10. Warna Api Kompor Gas

31 5 0
                                    

"Kita bisa kecelakaan jika kau terus melirikku."

Ash mendengus geli saat kuhempaskan punggung ke sandaran jok. "Sulit untuk fokus saat semobil denganmu."

Aku melengos tajam ke jendela mobil. Ash langsung mencecarku. "Kenapa kau mendadak melirik jendela? Apa pemandangan di sebelah kirimu membosankan?"

Aku menoleh kesal padanya. "Kenapa kau membuatnya salah paham?"

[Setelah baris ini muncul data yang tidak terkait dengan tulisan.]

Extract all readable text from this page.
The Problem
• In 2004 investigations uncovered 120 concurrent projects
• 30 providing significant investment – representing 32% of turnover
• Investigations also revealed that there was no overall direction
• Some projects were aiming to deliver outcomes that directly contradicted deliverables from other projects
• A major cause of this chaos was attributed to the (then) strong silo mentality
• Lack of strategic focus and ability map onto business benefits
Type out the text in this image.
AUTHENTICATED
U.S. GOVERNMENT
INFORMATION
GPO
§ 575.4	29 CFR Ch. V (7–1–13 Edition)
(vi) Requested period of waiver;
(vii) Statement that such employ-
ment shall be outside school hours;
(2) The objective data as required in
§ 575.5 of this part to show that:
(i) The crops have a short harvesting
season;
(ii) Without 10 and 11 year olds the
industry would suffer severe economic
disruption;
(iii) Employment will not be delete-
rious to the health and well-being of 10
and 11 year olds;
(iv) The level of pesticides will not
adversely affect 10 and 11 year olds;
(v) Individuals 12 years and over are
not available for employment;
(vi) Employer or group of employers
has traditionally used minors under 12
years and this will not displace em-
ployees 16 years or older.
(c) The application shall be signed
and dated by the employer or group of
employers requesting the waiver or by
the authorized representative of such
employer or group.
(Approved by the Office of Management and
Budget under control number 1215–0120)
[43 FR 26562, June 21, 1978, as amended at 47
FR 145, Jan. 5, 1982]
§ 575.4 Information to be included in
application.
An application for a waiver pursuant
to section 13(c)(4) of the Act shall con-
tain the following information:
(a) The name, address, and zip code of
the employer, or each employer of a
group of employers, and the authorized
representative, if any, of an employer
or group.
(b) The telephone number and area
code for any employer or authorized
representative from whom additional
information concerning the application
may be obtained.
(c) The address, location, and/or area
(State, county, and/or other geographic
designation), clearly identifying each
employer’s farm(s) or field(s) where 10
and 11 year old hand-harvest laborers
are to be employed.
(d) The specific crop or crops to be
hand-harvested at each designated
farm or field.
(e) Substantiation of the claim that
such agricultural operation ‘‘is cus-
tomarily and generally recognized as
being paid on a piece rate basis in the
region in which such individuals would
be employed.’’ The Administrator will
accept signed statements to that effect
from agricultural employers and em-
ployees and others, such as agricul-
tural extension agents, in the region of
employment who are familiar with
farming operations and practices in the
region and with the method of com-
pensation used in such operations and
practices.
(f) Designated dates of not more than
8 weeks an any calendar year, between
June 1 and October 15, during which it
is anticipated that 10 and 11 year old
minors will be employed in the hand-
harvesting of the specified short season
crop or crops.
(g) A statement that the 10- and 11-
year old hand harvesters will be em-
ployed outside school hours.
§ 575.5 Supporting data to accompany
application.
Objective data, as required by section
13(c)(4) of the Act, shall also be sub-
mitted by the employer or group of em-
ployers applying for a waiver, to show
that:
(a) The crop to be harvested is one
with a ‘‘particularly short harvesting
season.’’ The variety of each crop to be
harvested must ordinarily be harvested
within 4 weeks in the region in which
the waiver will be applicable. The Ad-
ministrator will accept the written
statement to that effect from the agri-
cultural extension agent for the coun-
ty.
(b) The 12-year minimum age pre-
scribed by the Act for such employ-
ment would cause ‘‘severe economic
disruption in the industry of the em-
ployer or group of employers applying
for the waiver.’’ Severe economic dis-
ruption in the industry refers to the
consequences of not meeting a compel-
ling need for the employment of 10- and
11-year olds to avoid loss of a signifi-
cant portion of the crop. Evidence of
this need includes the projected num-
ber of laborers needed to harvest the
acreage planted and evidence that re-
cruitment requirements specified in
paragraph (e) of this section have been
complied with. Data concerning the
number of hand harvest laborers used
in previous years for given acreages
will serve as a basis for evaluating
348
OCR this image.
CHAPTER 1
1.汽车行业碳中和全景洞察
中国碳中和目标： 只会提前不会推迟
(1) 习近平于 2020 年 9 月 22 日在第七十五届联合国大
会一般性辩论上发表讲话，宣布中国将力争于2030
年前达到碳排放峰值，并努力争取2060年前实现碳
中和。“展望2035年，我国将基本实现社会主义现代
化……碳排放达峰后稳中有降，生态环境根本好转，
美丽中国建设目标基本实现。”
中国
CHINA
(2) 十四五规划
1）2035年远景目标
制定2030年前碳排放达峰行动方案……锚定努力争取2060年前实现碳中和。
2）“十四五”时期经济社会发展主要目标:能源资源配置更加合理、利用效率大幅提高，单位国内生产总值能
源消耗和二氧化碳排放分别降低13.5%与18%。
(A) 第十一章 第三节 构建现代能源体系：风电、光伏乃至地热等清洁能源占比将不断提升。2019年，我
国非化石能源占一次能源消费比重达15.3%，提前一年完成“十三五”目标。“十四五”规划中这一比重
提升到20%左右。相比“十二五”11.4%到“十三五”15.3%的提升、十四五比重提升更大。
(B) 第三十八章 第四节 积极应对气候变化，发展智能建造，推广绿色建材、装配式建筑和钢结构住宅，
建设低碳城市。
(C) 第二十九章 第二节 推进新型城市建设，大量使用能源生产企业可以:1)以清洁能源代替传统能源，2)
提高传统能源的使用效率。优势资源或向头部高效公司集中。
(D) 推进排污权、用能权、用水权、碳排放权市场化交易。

Ash melirikku sekilas, tapi aku bisa yakin dia sedang bersenang-senang, dilihat dari sudut bibirnya yang melengkung tipis. Ia balas bertanya tanpa menoleh. "Apa temanmu bertanya macam-macam tentang hubungan kita?"

Hubungan? Aku mendelik semakin jengkel padanya. Lihatlah, dia bahkan tidak ada niat untuk mengklarifikasi. Sekalipun tenggorokanku sudah sangat gatal karena sumpah serapah, aku hanya mendesah lelah.

Jalanan sedikit ramai di Jumat pagi, namun tidak menimbulkan kemacetan. Mobil Ash melaju tenang di jalanan. Deru mesinnya mengisi kekosongan di antara kami. Ash memacu kendaraannya ke jalan tol. Mobilnya lalu ke jalur satu arah yang sepi. Dahiku berkerut padanya.

"Kita keluar dari sini." Seolah Ash bisa menebak kebingunganku. Tiba-tiba, ia menginjak keras pedal gasnya. Aku terdorong ke sandaran jok. Pemandangan luar berubah menjadi garis-garis cahaya kilat. Aku menjerit. "Ash!!"

"Percaya saja padaku, Will. Kita akan baik-baik saja." Suara Ash menengahi suara deru mesin. Ia tak sedikit pun mengurangi kecepatan. Di ujung jalan, aku melihat sebuah kelokan tajam. Mataku membulat sempurna. "Ash! Belok kiri!!"

Ash tak mendengarkan. Sepasang matanya fokus pada jalanan. Tiba-tiba, cahaya menyilaukan menghalangi pandangan kami. Habis sudah riwayat.

Aku menutup mata. Tidak kuat menyaksikan apa yang akan terjadi selanjutnya. Jantungku berpacu cepat. Mobil ini terasa melayang. Pendar cahaya menembus kelopak mataku menghasilkan remang-remang cahaya kemerahan.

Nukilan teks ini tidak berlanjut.